On Wednesday, Mandurah Coastal Times reported that an 8-year-old girl had been seriously injured and taken to hospital after being hit by a truck driver in Dudley Park. The collision occurred on a suburban street only a few hundred metres down the road from Dudley Park Primary School. According to Nine News, the driver of the truck stopped to render assistance and is cooperating with authorities. The girl was taken to Perth Children’s Hospital and is in stable condition. Police are currently investigating the incident and are requesting information from witnesses.
As The Herald Sun reported on Tuesday, bike sales in Australia continue to remain much higher in the wake of the COVID-19 pandemic, as commuters take to new bike lanes and cycleways instead of returning to public transport. However, it remains to be seen whether this increase in cycling participation will also result in more cyclists being injured or killed on Australian roads.
Conflict between motorists and cyclists is the subject of research released earlier this year by Melbourne University academics Andrew Dawson, Jennifer Day and David Ashmore. As they wrote in The Conversation on Thursday, changes to infrastructure alone are unlikely to reduce dangerous and aggressive driving if they are not accompanied by broader acceptance and tolerance towards cyclists riding in spaces typically thought of as ‘car only’.

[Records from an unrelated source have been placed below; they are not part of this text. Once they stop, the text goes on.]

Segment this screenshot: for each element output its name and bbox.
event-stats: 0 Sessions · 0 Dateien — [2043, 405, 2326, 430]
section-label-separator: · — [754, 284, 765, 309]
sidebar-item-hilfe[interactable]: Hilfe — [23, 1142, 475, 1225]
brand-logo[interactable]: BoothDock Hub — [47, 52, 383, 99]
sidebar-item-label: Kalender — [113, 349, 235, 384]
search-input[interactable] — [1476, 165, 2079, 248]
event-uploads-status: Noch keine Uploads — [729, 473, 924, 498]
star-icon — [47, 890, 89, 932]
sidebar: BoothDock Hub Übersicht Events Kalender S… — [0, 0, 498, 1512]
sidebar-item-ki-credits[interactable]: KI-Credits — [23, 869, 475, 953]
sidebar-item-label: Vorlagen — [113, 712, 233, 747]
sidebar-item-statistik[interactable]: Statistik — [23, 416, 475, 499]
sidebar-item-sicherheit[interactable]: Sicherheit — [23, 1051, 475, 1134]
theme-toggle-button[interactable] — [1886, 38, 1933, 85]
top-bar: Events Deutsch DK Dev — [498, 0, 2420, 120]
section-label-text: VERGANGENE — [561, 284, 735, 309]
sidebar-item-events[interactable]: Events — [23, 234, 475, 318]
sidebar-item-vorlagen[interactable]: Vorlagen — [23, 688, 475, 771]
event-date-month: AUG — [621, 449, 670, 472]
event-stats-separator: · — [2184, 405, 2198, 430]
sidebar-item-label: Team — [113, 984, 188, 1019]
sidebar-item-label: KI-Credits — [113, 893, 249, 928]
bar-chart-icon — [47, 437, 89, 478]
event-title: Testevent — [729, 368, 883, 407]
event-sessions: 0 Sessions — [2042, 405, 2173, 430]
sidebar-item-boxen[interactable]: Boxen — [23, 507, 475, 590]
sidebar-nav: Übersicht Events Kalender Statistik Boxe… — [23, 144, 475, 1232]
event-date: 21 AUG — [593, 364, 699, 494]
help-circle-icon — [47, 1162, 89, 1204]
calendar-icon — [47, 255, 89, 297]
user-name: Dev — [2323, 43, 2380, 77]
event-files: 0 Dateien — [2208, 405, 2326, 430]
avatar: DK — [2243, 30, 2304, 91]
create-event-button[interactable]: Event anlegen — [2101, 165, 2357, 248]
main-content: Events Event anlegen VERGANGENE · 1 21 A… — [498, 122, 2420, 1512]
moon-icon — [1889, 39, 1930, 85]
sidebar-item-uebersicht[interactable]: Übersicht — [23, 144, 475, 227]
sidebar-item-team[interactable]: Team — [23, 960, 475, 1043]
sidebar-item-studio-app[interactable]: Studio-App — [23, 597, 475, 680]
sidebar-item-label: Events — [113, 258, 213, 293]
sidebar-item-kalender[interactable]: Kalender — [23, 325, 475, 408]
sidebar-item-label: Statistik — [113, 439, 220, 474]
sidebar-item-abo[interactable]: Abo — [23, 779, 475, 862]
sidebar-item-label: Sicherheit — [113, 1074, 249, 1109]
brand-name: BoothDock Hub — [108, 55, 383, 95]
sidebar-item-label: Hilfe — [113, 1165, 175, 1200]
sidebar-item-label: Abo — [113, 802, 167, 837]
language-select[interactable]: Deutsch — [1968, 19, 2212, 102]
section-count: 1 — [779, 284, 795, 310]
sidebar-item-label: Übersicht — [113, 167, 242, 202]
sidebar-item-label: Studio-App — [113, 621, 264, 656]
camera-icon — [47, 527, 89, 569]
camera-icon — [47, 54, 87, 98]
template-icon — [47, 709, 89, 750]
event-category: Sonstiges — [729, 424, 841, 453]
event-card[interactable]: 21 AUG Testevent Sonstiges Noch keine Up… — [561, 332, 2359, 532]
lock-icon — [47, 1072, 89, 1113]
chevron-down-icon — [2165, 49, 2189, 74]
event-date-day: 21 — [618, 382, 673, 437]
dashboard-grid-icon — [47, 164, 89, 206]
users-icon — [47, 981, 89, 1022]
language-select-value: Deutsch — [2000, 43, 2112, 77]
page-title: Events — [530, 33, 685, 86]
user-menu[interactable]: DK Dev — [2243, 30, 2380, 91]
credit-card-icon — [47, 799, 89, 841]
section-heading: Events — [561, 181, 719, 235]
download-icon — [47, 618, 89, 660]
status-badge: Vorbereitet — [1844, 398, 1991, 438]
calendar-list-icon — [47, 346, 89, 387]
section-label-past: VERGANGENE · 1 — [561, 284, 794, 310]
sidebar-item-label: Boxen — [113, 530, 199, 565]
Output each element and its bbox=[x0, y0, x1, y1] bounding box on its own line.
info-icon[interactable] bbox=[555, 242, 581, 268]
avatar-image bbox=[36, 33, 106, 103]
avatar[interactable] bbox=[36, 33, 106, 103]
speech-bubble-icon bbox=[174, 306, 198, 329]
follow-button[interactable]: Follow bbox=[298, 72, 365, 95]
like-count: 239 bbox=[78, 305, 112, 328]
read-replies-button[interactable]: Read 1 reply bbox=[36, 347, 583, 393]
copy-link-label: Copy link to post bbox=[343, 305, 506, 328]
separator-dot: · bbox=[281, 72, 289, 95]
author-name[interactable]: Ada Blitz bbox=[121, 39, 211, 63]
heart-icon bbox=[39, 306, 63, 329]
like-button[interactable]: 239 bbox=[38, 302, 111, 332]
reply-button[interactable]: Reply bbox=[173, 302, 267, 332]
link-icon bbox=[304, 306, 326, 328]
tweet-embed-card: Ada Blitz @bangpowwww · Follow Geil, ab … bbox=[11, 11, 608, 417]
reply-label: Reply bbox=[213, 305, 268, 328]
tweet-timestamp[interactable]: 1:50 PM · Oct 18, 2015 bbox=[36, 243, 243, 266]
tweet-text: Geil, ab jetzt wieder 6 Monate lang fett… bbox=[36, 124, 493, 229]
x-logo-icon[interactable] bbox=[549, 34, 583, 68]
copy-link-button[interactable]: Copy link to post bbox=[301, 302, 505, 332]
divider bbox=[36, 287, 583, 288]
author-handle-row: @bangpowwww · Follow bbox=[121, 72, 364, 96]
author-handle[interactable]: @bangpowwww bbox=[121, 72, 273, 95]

The researchers argue that the public debate between motorists and cyclists has all the hallmarks of a prolonged ‘ethnic conflict’, in which stereotypes and distinct identities are reinforced through social and political discourse. Improving cyclist-driver relations is therefore important to changing attitudes and behaviours, and this includes convincing cyclists as well as motorists that a safer mixed traffic system is possible.
They therefore call for “a politics of ‘recognition’ for mixed traffic settings”; one that mirrors similar discursive pushes for multiculturalism. The aim of this would be to foster widespread acceptance of a shared code of conduct for all road users, one that attends to the unique affordances of different modes of transport. This could involve education, training and advocacy to build awareness of ‘other’ road users, with the aim being to reconceptualise roads in the public consciousness as shared spaces, with no single transportation type being considered the ‘natural’ vehicle.